Tra eventi culturali sempre più affollati e maestri del passato sempre più lontani, resta aperta una domanda scomoda: come restituire attenzione, desiderio e presenza viva alla cultura umanistica in un tempo che sembra preferire l’immediatezza degli influencer alla profondità dei classici?
La settimana del design a Milano ha avuto uno straordinario successo e questo è certamente un bene per la città, così come sono tanti i visitatori a Venezia, nonostante le polemiche, per la Biennale: in entrambi i casi, però, commentatori più attenti hanno rilevato che si è soprattutto trattato di un’infinita serie di eventi frequentatissimi, ma qualche volta lontani dal tema centrale.
Questa nuova fisionomia dei due tra i più importanti appuntamenti italiani, il primo che conferma il primato del nostro Paese nell’ambito del design mondiale e il secondo che riconosce a Venezia il ruolo di una capitale internazionale dell’arte, pone alcune domande a tutti coloro che sono impegnati nella diffusione della cultura.
L’evento è per sua natura effimero e dopo poco viene dimenticato: è veloce, attira l’attenzione nel momento in cui avviene, emoziona e crea un senso di comunità. “Anche io c’ero”, dicono i fortunati invitati che si muovono freneticamente tra un appuntamento e l’altro.
Non si può non chiedersi come fare oggi per non relegare nell’ombra dell’oblio la cultura classica e quella umanistica, dimenticando, ad esempio, chi erano i pensatori dell’Illuminismo, i grandi scrittori russi dell’Ottocento o la musica di Bach.
La casa di Thomas Mann in Germania è in uno stato di trascuratezza, un simbolo di quella decadenza di un’epoca che lui aveva sublimemente descritto in alcune delle sue opere.
L’idea dell’evento, anche se si tratta di un concerto o di una lettura, poco si concilia con questi autori o con questi compositori, che richiedono, per essere capiti, un’attenzione che va oltre il momento.

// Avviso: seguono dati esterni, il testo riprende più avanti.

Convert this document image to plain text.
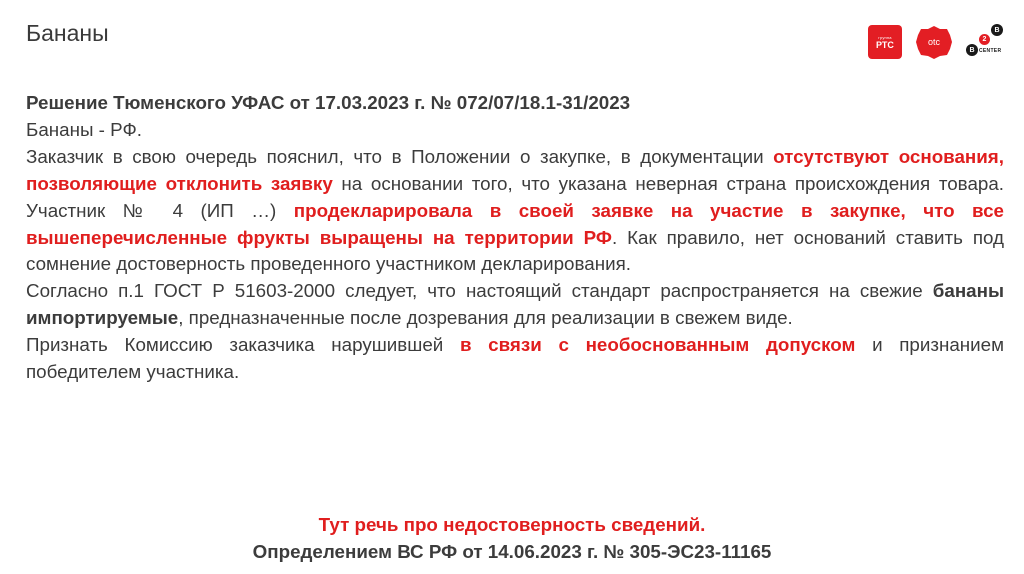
Бананы	группа
РТС	otc
B
2
B
CENTER

Решение Тюменского УФАС от 17.03.2023 г. № 072/07/18.1-31/2023

Бананы - РФ.

Заказчик в свою очередь пояснил, что в Положении о закупке, в документации отсутствуют основания, позволяющие отклонить заявку на основании того, что указана неверная страна происхождения товара. Участник № 4 (ИП …) продекларировала в своей заявке на участие в закупке, что все вышеперечисленные фрукты выращены на территории РФ. Как правило, нет оснований ставить под сомнение достоверность проведенного участником декларирования.

Согласно п.1 ГОСТ Р 51603-2000 следует, что настоящий стандарт распространяется на свежие бананы импортируемые, предназначенные после дозревания для реализации в свежем виде.

Признать Комиссию заказчика нарушившей в связи с необоснованным допуском и признанием победителем участника.

Тут речь про недостоверность сведений.
Определением ВС РФ от 14.06.2023 г. № 305-ЭС23-11165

Emerge dalla nebbia che sta avvolgendo sommi scrittori e opere che credevamo eterne la pittura: perché visuale, perché spesso presentata attraverso mostre che diventano eventi, perché raccontabile in modo più immediato ed emotivo.
La domanda che si pone, quindi, è in che modo possiamo mettere al servizio della cultura mezzi anche contemporanei, capaci di risvegliare emozioni e interesse e anche di aprire la porta a un interiore bisogno di conoscenza di coloro che sono stati i grandi maestri.
Senza i quali, va ricordato, della nostra capacità di capire e interpretare anche i tempi attuali rimarrebbe poco. Ma questa riflessione non basta a consolarci dallo smarrimento suscitato da un dubbio: forse il mondo di oggi non ne vuole proprio sapere e ai grandi maestri preferisce gli influencer con milioni di follower.